Is evaluated much the same as the above, and is defined behavior.
'p->next = q' is the 'value to be stored'. Since p is being
modified in the expression, the p in p->next is the 'prior value'.
Since p->next is a participant in the expression 'p->next = q'
(the 'value to be stored'), it's clear that 'the prior value [is]
accessed only to determine the value to be stored'.

The prior value is most definitely _not_ only accessed to determine
the value to be stored. It is _also_ accessed to determine the
address ofanother memory location (&p->next) whose contents is
also modified. There are two assignments here, two memory
locations that are modified. How would you determine the
second location without reading p?

Yes, it is defined behavior. Consider

int i = 5;
/* ..... */
i = i*0;

Would you argue that this has undefined behavior?
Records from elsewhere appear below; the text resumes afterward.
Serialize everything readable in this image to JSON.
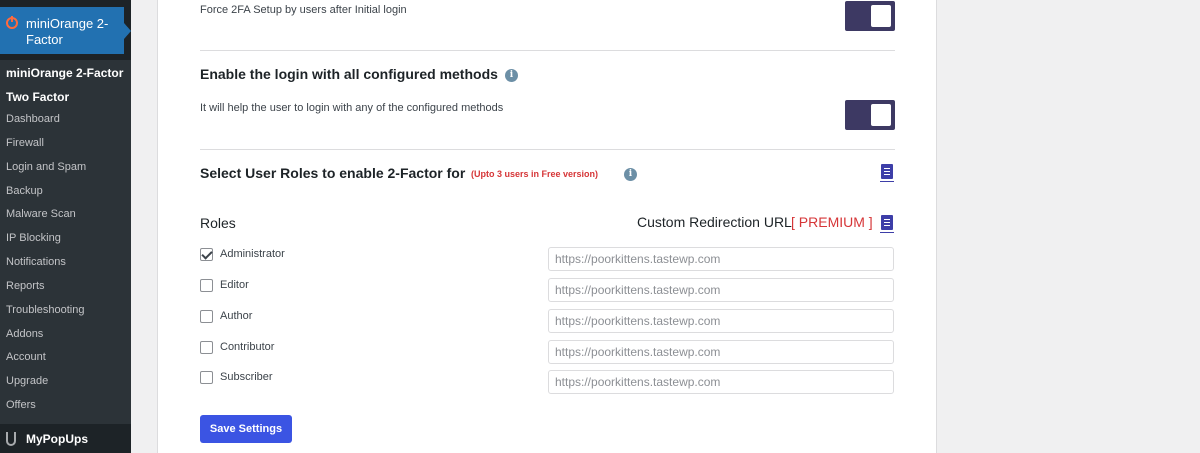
{
  "sidebar": {
    "active_menu": {
      "label": "miniOrange 2-Factor",
      "icon": "miniorange-power-icon"
    },
    "submenu": [
      {
        "label": "miniOrange 2-Factor",
        "bold": true
      },
      {
        "label": "Two Factor",
        "bold": true
      },
      {
        "label": "Dashboard"
      },
      {
        "label": "Firewall"
      },
      {
        "label": "Login and Spam"
      },
      {
        "label": "Backup"
      },
      {
        "label": "Malware Scan"
      },
      {
        "label": "IP Blocking"
      },
      {
        "label": "Notifications"
      },
      {
        "label": "Reports"
      },
      {
        "label": "Troubleshooting"
      },
      {
        "label": "Addons"
      },
      {
        "label": "Account"
      },
      {
        "label": "Upgrade"
      },
      {
        "label": "Offers"
      }
    ],
    "bottom_menu": {
      "label": "MyPopUps",
      "icon": "mypopups-icon"
    }
  },
  "settings": {
    "force_2fa": {
      "description": "Force 2FA Setup by users after Initial login",
      "enabled": true
    },
    "login_all_methods": {
      "title": "Enable the login with all configured methods",
      "description": "It will help the user to login with any of the configured methods",
      "enabled": true
    },
    "user_roles": {
      "title": "Select User Roles to enable 2-Factor for",
      "note": "(Upto 3 users in Free version)",
      "roles_header": "Roles",
      "redirect_header": "Custom Redirection URL",
      "premium_label": "[ PREMIUM ]",
      "roles": [
        {
          "name": "Administrator",
          "checked": true,
          "url": "https://poorkittens.tastewp.com"
        },
        {
          "name": "Editor",
          "checked": false,
          "url": "https://poorkittens.tastewp.com"
        },
        {
          "name": "Author",
          "checked": false,
          "url": "https://poorkittens.tastewp.com"
        },
        {
          "name": "Contributor",
          "checked": false,
          "url": "https://poorkittens.tastewp.com"
        },
        {
          "name": "Subscriber",
          "checked": false,
          "url": "https://poorkittens.tastewp.com"
        }
      ]
    },
    "save_button": "Save Settings"
  },
  "colors": {
    "sidebar_bg": "#1d2327",
    "sidebar_active": "#2271b1",
    "toggle_on": "#3d3963",
    "premium_red": "#d63638",
    "save_button": "#3b54e3"
  }
}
It *is* defined behavior. Whether or not it is good style is
another matter altogether.

Absolutely not defined. Similar to "a [i] = i++; ": i is modified.
The prior value is accessed to determine the new value stored in i.
i is also accessed for another purpose: to determine a memory
location where the value of i++ will be stored. Undefined behavior.
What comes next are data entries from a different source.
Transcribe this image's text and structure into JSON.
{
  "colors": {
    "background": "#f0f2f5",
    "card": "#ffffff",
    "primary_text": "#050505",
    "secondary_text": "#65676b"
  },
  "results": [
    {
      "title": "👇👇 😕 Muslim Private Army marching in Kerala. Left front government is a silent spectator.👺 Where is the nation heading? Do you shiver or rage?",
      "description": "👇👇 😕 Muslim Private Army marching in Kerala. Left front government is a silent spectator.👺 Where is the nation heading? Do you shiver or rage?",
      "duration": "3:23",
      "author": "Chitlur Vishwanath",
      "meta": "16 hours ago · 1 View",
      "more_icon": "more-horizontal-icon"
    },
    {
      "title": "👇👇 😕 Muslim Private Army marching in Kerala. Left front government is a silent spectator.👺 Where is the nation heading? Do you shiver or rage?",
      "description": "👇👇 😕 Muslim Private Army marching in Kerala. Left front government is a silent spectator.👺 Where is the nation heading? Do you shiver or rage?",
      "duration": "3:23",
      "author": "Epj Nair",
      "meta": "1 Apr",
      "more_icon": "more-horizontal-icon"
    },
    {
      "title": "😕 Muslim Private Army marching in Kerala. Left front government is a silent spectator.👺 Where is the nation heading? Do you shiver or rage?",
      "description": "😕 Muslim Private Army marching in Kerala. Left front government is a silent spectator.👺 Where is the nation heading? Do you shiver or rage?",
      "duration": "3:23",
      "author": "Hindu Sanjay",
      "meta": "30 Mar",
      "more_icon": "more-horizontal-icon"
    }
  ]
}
Here, i is both modified in the right-hand side and accessed in the
left-hand side. Since the access is not used to determine the stored
value (as it does not occur in the modifying expression) this is indeed
undefined behavior.

"Eric Schmidt" <er*******@comcast.net> wrote in message news:11**********************@z14g2000cwz.googlegr oups.com...

Christian Bau wrote:

[...]

The prior value is most definitely _not_ only accessed to determine
the value to be stored. It is _also_ accessed to determine the
address ofanother memory location (&p->next) whose contents is
also modified. There are two assignments here, two memory
locations that are modified. How would you determine the
second location without reading p?

Yes, it is defined behavior. Consider

int i = 5;
/* ..... */
i = i*0;

Would you argue that this has undefined behavior?
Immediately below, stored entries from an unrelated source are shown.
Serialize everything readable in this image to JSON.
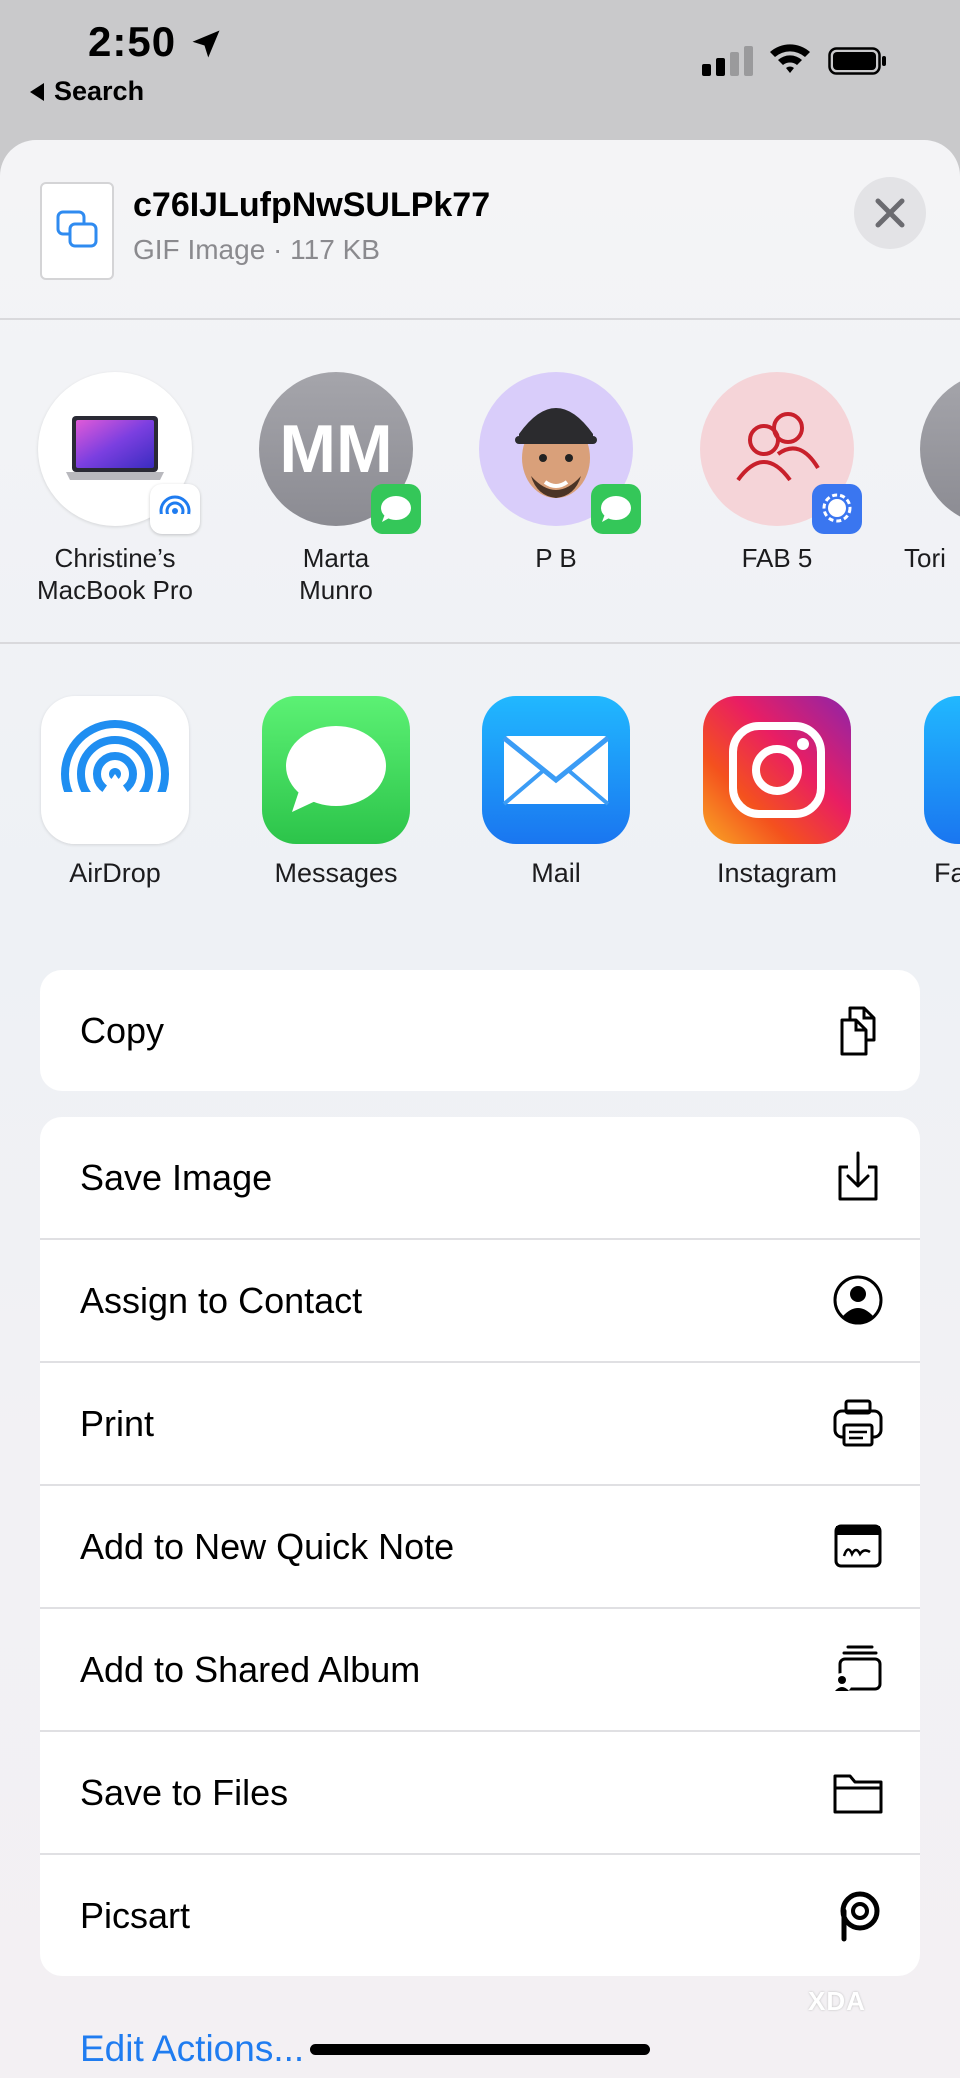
{
  "status_bar": {
    "time": "2:50",
    "back_label": "Search"
  },
  "file": {
    "name": "c76IJLufpNwSULPk77",
    "meta": "GIF Image · 117 KB"
  },
  "people": [
    {
      "name": "Christine’s MacBook Pro",
      "badge": "airdrop"
    },
    {
      "name": "Marta Munro",
      "initials": "MM",
      "badge": "messages"
    },
    {
      "name": "P B",
      "badge": "messages"
    },
    {
      "name": "FAB 5",
      "badge": "signal"
    },
    {
      "name": "Tori"
    }
  ],
  "apps": [
    {
      "label": "AirDrop"
    },
    {
      "label": "Messages"
    },
    {
      "label": "Mail"
    },
    {
      "label": "Instagram"
    },
    {
      "label": "Fa"
    }
  ],
  "actions_group1": [
    {
      "label": "Copy",
      "icon": "copy-icon"
    }
  ],
  "actions_group2": [
    {
      "label": "Save Image",
      "icon": "save-image-icon"
    },
    {
      "label": "Assign to Contact",
      "icon": "contact-icon"
    },
    {
      "label": "Print",
      "icon": "printer-icon"
    },
    {
      "label": "Add to New Quick Note",
      "icon": "quick-note-icon"
    },
    {
      "label": "Add to Shared Album",
      "icon": "shared-album-icon"
    },
    {
      "label": "Save to Files",
      "icon": "folder-icon"
    },
    {
      "label": "Picsart",
      "icon": "picsart-icon"
    }
  ],
  "edit_actions": "Edit Actions...",
  "watermark": "XDA",
  "colors": {
    "accent": "#1f7cf0",
    "messages_green": "#34c759",
    "signal_blue": "#3a76f0"
  }
}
In your example, "i" is accessed to determine the new value to be
stored into "i" and it's the *only* purpose for the access, so it's
defined. Which is quite different from the OP's tricky example. If you
are claiming that because "i" is multiplied by 0 one can determine
the value to be stored with no access to "i" and so the access to "i"
on the right-hand side is not to determine the to-be-stored value,
then what you think is completely irrelevant to the standard; it's
about optimization. According to your logic (assumed above), do you
really think that the following is well defined BY the standard?

int *p; /* not initialized */
*p = *p * 0;
--
Jun, Woong (woong at icu.ac.kr)
Information and Communications Univ.